Pipeline Dependencies

Pipeline dependencies allow splitting up larger machine learning pipelines into sub-pipelines. This is particularly useful when:

  • The data of an earlier step changes at a lower frequency than the data for subsequent steps
  • Outputs of an earlier step could be shared between pipelines to avoid re-processing the same data
  • Serving a combined model of two or more pipelines

In this example, we break up the penguin example pipeline into two pipelines:

  • The Penguin Examples Pipeline has a single pipeline step that imports the CSV example and outputs it as an artifact
  • The Penguin Training Pipeline references the previously produces example and trains the model

ensembling.svg

This example might not be of practical use but it demonstrates the approach to managing pipeline dependencies.

The code for this tutorial can be found on GitHub.

1. Build and deploy the Penguin Examples Pipeline

The penguin_examples pipeline loads the CSV data and makes it available as an output artifact. The code for this pipeline can be found under quickstart-base.

First, create the pipeline code in penguin_examples/pipeline.py:

import os
from typing import List
from tfx.components import CsvExampleGen, Trainer
from tfx.proto import trainer_pb2
from tfx.dsl.components.base.base_node import BaseNode

def create_components() -> List[BaseNode]:
    """Creates a penguin pipeline with TFX."""
    # Brings data into the pipeline.
    example_gen = CsvExampleGen(input_base='/data')

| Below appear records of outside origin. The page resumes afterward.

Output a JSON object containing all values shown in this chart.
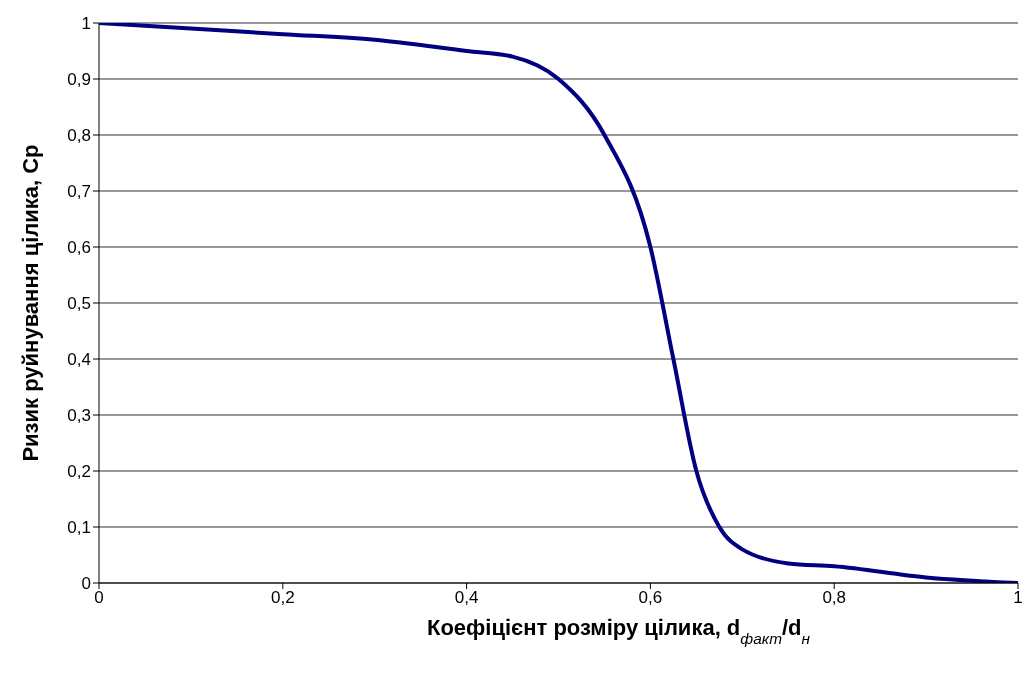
{
  "chart_data": {
    "type": "line",
    "xlabel": "Коефіцієнт розміру цілика, d$_{факт}$/d$_{н}$",
    "ylabel": "Ризик руйнування цілика, Ср",
    "x": [
      0,
      0.1,
      0.2,
      0.3,
      0.4,
      0.45,
      0.5,
      0.55,
      0.6,
      0.625,
      0.65,
      0.675,
      0.7,
      0.75,
      0.8,
      0.9,
      1
    ],
    "series": [
      {
        "color": "#000080",
        "values": [
          1,
          0.99,
          0.98,
          0.97,
          0.95,
          0.94,
          0.9,
          0.8,
          0.6,
          0.4,
          0.2,
          0.1,
          0.06,
          0.035,
          0.03,
          0.01,
          0
        ]
      }
    ],
    "xlim": [
      0,
      1
    ],
    "ylim": [
      0,
      1
    ],
    "xticks": [
      0,
      {
        "value": 0.2,
        "label": "0,2"
      },
      {
        "value": 0.4,
        "label": "0,4"
      },
      {
        "value": 0.6,
        "label": "0,6"
      },
      {
        "value": 0.8,
        "label": "0,8"
      },
      1
    ],
    "yticks": [
      0,
      {
        "value": 0.1,
        "label": "0,1"
      },
      {
        "value": 0.2,
        "label": "0,2"
      },
      {
        "value": 0.3,
        "label": "0,3"
      },
      {
        "value": 0.4,
        "label": "0,4"
      },
      {
        "value": 0.5,
        "label": "0,5"
      },
      {
        "value": 0.6,
        "label": "0,6"
      },
      {
        "value": 0.7,
        "label": "0,7"
      },
      {
        "value": 0.8,
        "label": "0,8"
      },
      {
        "value": 0.9,
        "label": "0,9"
      },
      1
    ],
    "grid": "y",
    "marker": "none",
    "line_style": "solid",
    "legend": false
  }
}
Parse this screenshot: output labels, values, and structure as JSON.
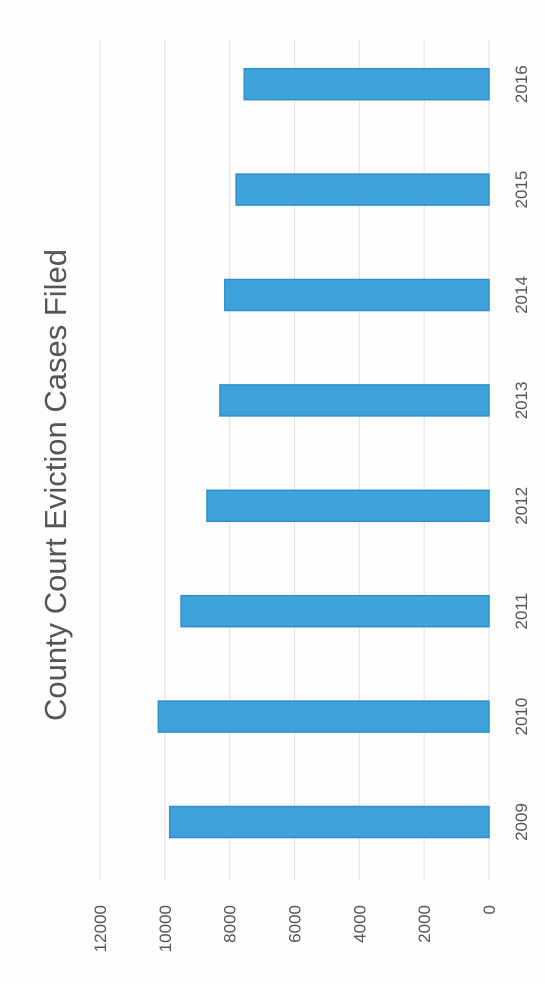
{
  "chart_data": {
    "type": "bar",
    "title": "County Court Eviction Cases Filed",
    "categories": [
      "2009",
      "2010",
      "2011",
      "2012",
      "2013",
      "2014",
      "2015",
      "2016"
    ],
    "values": [
      9850,
      10200,
      9500,
      8700,
      8300,
      8150,
      7800,
      7550
    ],
    "xlabel": "",
    "ylabel": "",
    "ylim": [
      0,
      12000
    ],
    "yticks": [
      0,
      2000,
      4000,
      6000,
      8000,
      10000,
      12000
    ],
    "grid": true,
    "legend": "none",
    "orientation": "rotated-90",
    "colors": {
      "bar": "#3ea3da",
      "bar_edge": "#2f8fc6",
      "grid": "#e2e2e2",
      "text": "#555555"
    }
  }
}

    return [ example_gen ]

Next, create the following Dockerfile, then build and push the pipeline image:

FROM python:3.10.12
ARG WHEEL_VERSION

RUN mkdir /data
RUN wget https://raw.githubusercontent.com/tensorflow/tfx/master/tfx/examples/penguin/data/labelled/penguins_processed.csv -P /data

COPY dist/*-${WHEEL_VERSION}-*.whl /
RUN pip install /*.whl && rm /*.whl
docker build quickstart-base -t kfp-quickstart-base:v1
docker push kfp-quickstart-base:v1

Now create and apply the resources needed to compile and train the penguin examples pipeline:

Create quickstart-base/resources/pipeline.yaml. The specification has not changed from the original example.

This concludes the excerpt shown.